Tehran Is Treating the Nuke Deal Like a Treaty
Why Doesn't the United States?
Both the President of the United States and the President of the Islamic Republic thought they found a way to circumvent the treaty ratification process of their respective governments. President Barack Obama and President Hassan Rouhani wasted no time in submitting the Joint Comprehensive Plan of Action (JCPOA) — what they claimed to be an informal, non-binding set of political commitments — to the U.N. Security Council. The Security Council dutifully voted unanimously for a resolution of approval before the U.S. Congress or the Majlis had an opportunity to review the arrangement.

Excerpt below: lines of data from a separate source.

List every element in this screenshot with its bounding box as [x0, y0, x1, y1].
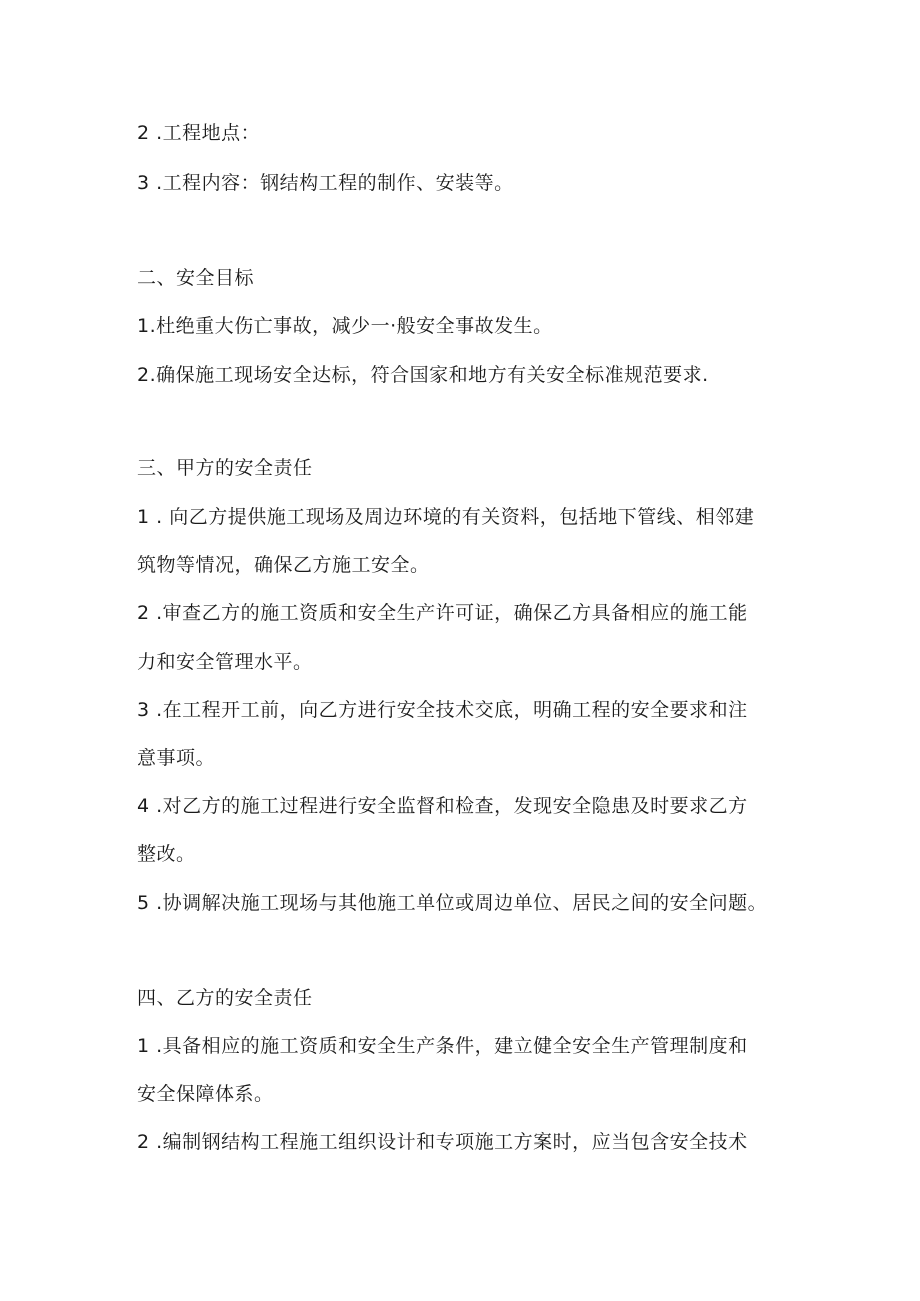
party-a-item-1-line-2: 筑物等情况，确保乙方施工安全。 [137, 554, 430, 576]
party-a-item-3-line-1: 3 .在工程开工前，向乙方进行安全技术交底，明确工程的安全要求和注 [137, 699, 748, 721]
party-a-item-1-line-1: 1 . 向乙方提供施工现场及周边环境的有关资料，包括地下管线、相邻建 [137, 506, 755, 528]
party-a-item-2-line-2: 力和安全管理水平。 [137, 651, 313, 673]
section-heading-safety-goals: 二、安全目标 [137, 267, 255, 289]
party-a-item-5: 5 .协调解决施工现场与其他施工单位或周边单位、居民之间的安全问题。 [137, 892, 768, 914]
party-b-item-2-line-1: 2 .编制钢结构工程施工组织设计和专项施工方案时，应当包含安全技术 [137, 1131, 748, 1153]
party-a-item-3-line-2: 意事项。 [137, 747, 216, 769]
party-a-item-2-line-1: 2 .审查乙方的施工资质和安全生产许可证，确保乙方具备相应的施工能 [137, 602, 748, 624]
goal-item-2: 2.确保施工现场安全达标，符合国家和地方有关安全标准规范要求. [137, 364, 709, 386]
section-heading-party-a: 三、甲方的安全责任 [137, 457, 313, 479]
section-heading-party-b: 四、乙方的安全责任 [137, 987, 313, 1009]
item-location: 2 .工程地点： [137, 122, 261, 144]
party-a-item-4-line-2: 整改。 [137, 843, 196, 865]
item-content: 3 .工程内容：钢结构工程的制作、安装等。 [137, 172, 514, 194]
party-b-item-1-line-1: 1 .具备相应的施工资质和安全生产条件，建立健全安全生产管理制度和 [137, 1035, 748, 1057]
party-a-item-4-line-1: 4 .对乙方的施工过程进行安全监督和检查，发现安全隐患及时要求乙方 [137, 795, 748, 817]
goal-item-1: 1.杜绝重大伤亡事故，减少一·般安全事故发生。 [137, 315, 553, 337]
party-b-item-1-line-2: 安全保障体系。 [137, 1083, 274, 1105]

President Obama was convinced that he had found a way around the U.S. constitutionally-mandated ratification process. He declared that the JCPOA was not a legally-binding international treaty and therefore he could enter into and implement the arrangement under his own authority. Rouhani argued strenuously in Tehran that the JCPOA should not be subject to ratification by the Majlis on the same grounds. Supreme Leader Ali Khamenei, however, overruled Rouhani and said that the Majlis does have a role to play in deciding whether the JCPOA is approved or disapproved. After Khamenei’s statement, the Research Center of the Guardian Council just released its report stipulating that the JCPOA indeed is an international treaty and as such, according to the Islamic Republic’s constitution, must be ratified by the Majlis. (The Guardian Council is a 12-member body charged by the Supreme Leader with authority for constitutional interpretation.)

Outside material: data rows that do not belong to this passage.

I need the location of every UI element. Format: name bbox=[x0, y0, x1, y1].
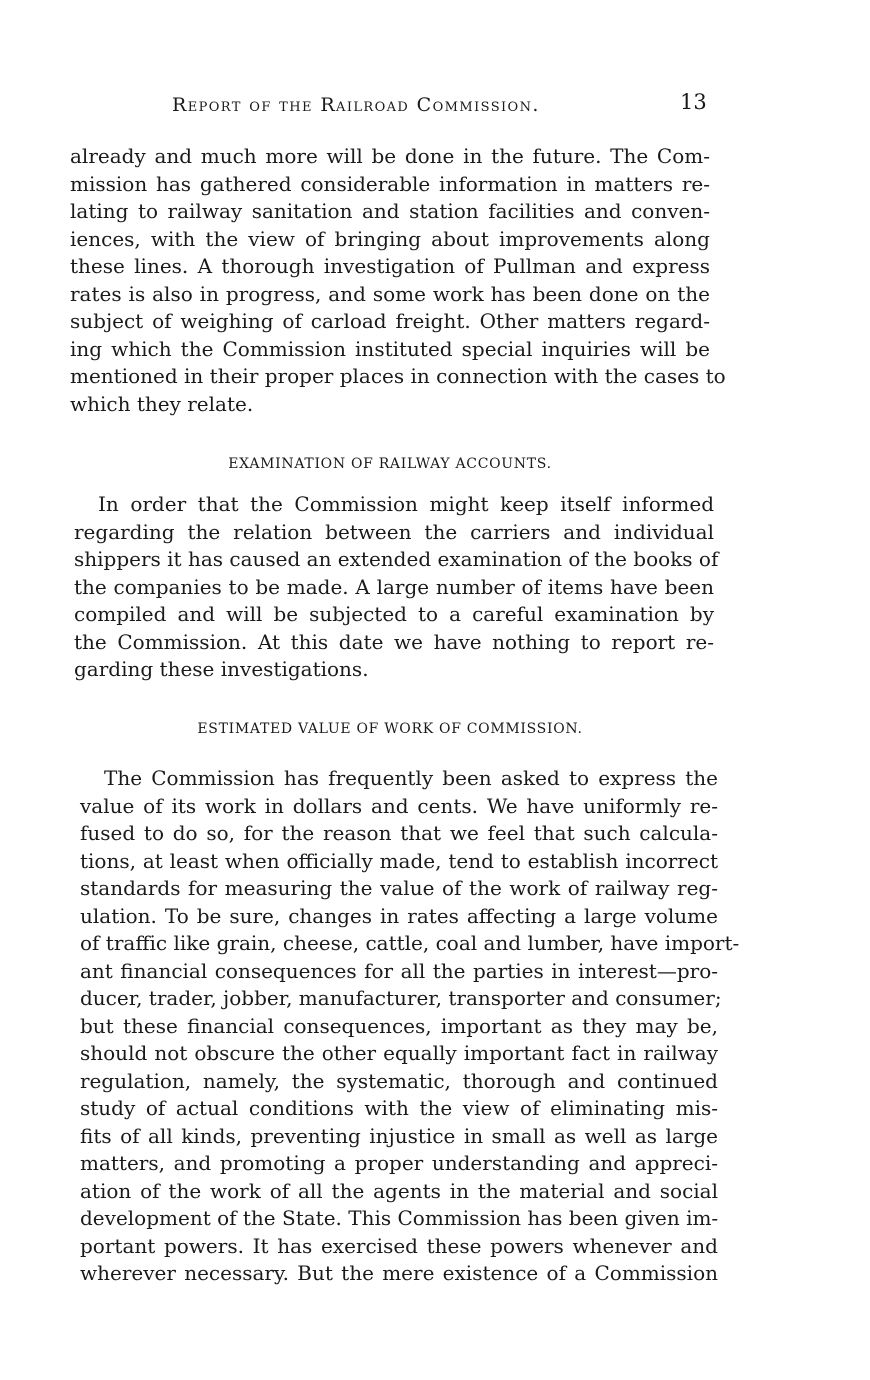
text-line: the companies to be made. A large number of items have been bbox=[74, 574, 714, 599]
paragraph-railway-accounts bbox=[74, 491, 719, 684]
text-line: fits of all kinds, preventing injustice in small as well as large bbox=[80, 1123, 718, 1148]
text-line: iences, with the view of bringing about improvements along bbox=[70, 226, 710, 251]
text-line: The Commission has frequently been asked to express the bbox=[104, 766, 718, 790]
text-line: regarding the relation between the carriers and individual bbox=[74, 519, 714, 544]
page-number: 13 bbox=[680, 90, 707, 114]
text-line: ducer, trader, jobber, manufacturer, transporter and consumer; bbox=[80, 986, 722, 1010]
text-line: should not obscure the other equally important fact in railway bbox=[80, 1041, 718, 1065]
text-line: matters, and promoting a proper understanding and appreci- bbox=[80, 1151, 718, 1175]
text-line: study of actual conditions with the view of eliminating mis- bbox=[80, 1096, 718, 1120]
text-line: fused to do so, for the reason that we feel that such calcula- bbox=[80, 821, 718, 845]
text-line: but these financial consequences, important as they may be, bbox=[80, 1013, 718, 1038]
text-line: the Commission. At this date we have nothing to report re- bbox=[74, 629, 714, 654]
paragraph-future-work bbox=[70, 143, 726, 418]
text-line: subject of weighing of carload freight. Other matters regard- bbox=[70, 309, 710, 333]
text-line: ing which the Commission instituted special inquiries will be bbox=[70, 336, 710, 361]
text-line: which they relate. bbox=[70, 391, 254, 416]
running-head-title: Report of the Railroad Commission. bbox=[172, 94, 540, 116]
text-line: compiled and will be subjected to a careful examination by bbox=[74, 602, 714, 626]
text-line: already and much more will be done in the future. The Com- bbox=[70, 144, 710, 168]
text-line: ulation. To be sure, changes in rates affecting a large volume bbox=[80, 903, 718, 928]
section-heading-estimated-value: ESTIMATED VALUE OF WORK OF COMMISSION. bbox=[197, 721, 583, 737]
text-line: of traffic like grain, cheese, cattle, coal and lumber, have import- bbox=[80, 931, 740, 955]
text-line: rates is also in progress, and some work has been done on the bbox=[70, 281, 710, 306]
text-line: ation of the work of all the agents in the material and social bbox=[80, 1178, 718, 1203]
text-line: regulation, namely, the systematic, thorough and continued bbox=[80, 1068, 718, 1093]
text-line: portant powers. It has exercised these powers whenever and bbox=[80, 1233, 718, 1258]
text-line: tions, at least when officially made, tend to establish incorrect bbox=[80, 848, 718, 873]
text-line: standards for measuring the value of the work of railway reg- bbox=[80, 876, 718, 900]
paragraph-estimated-value bbox=[80, 765, 740, 1288]
text-line: ant financial consequences for all the parties in interest—pro- bbox=[80, 958, 718, 983]
text-line: In order that the Commission might keep itself informed bbox=[98, 492, 714, 516]
text-line: lating to railway sanitation and station facilities and conven- bbox=[70, 199, 710, 223]
text-line: mission has gathered considerable information in matters re- bbox=[70, 171, 710, 196]
text-line: shippers it has caused an extended examination of the books of bbox=[74, 547, 719, 571]
text-line: value of its work in dollars and cents. We have uniformly re- bbox=[80, 793, 718, 818]
section-heading-railway-accounts: EXAMINATION OF RAILWAY ACCOUNTS. bbox=[228, 456, 552, 472]
text-line: garding these investigations. bbox=[74, 657, 369, 681]
text-line: development of the State. This Commission has been given im- bbox=[80, 1206, 719, 1230]
text-line: wherever necessary. But the mere existence of a Commission bbox=[80, 1261, 718, 1285]
text-line: these lines. A thorough investigation of Pullman and express bbox=[70, 254, 710, 278]
text-line: mentioned in their proper places in connection with the cases to bbox=[70, 364, 726, 388]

Does this mean that the Islamic Republic is more democratic than the United States? No. What this development really suggests is that Supreme Leader Khamenei now has an opportunity to amend the nuclear deal or cause it to be disapproved through the Majlis. Khamenei could demand changes in the deal’s provisions to obtain the concessions he wanted but were not included in the deal negotiated by Rouhani’s team. For example, Khamenei could insist behind-the-scenes that the Majlis, as a condition for its approval of the JCPOA Treaty, require the immediate removal, not suspension, of sanctions against the regime. If his effort to change the agreement fails or the deal is otherwise disapproved, the Majlis, not the Supreme Leader, would be seen by the Iranian public as directly responsible for the demise of the nuclear deal.
In short, contrary to the carefully executed plans of Obama and Rouhani, the JCPOA Treaty negotiations may not be concluded. Can the U.S president continue to assert that the arrangement between the P5 + 1 and Iran is some sort of non-binding arrangement when the principal party involved — Iran — has determined that it is a legally-binding international treaty and subject to ratification by its parliament? The JCPOA negotiations may not be at an end after all. If the Iranian Majlis sends Rouhani’s team back to the negotiating table seeking amendments to the document the Islamic Republic declares a treaty, what actions should the U.S. Senate take? And what is the status of the U.N. Security Council resolution that the Obama team rushed to secure before the domestic constitutional processes of the respective parties to the arrangement could unfold?
How could the terms and conditions of the JCPOA be legally-binding on some parties to the agreement, but non-binding on other parties to the agreement? Previous deliberations of the nuclear deal in the U.S. Senate surely have been overtaken by this new development in Tehran. It defies belief that the world’s greatest deliberative body – the United States Senate – would abdicate its constitutional role and responsibility of subjecting the JCPOA Treaty to ratification. The Senate should not countenance the precedent of an American president entering into and implementing a long-term arms control agreement on his own authority. How ironic! The Senate may find an unwitting ally, in the form of the Iranian Supreme Leader, in its struggle with President Obama to subject the nuclear arrangement, now declared a treaty by the Islamic Republic, to the constitutionally-mandated U.S. ratification process.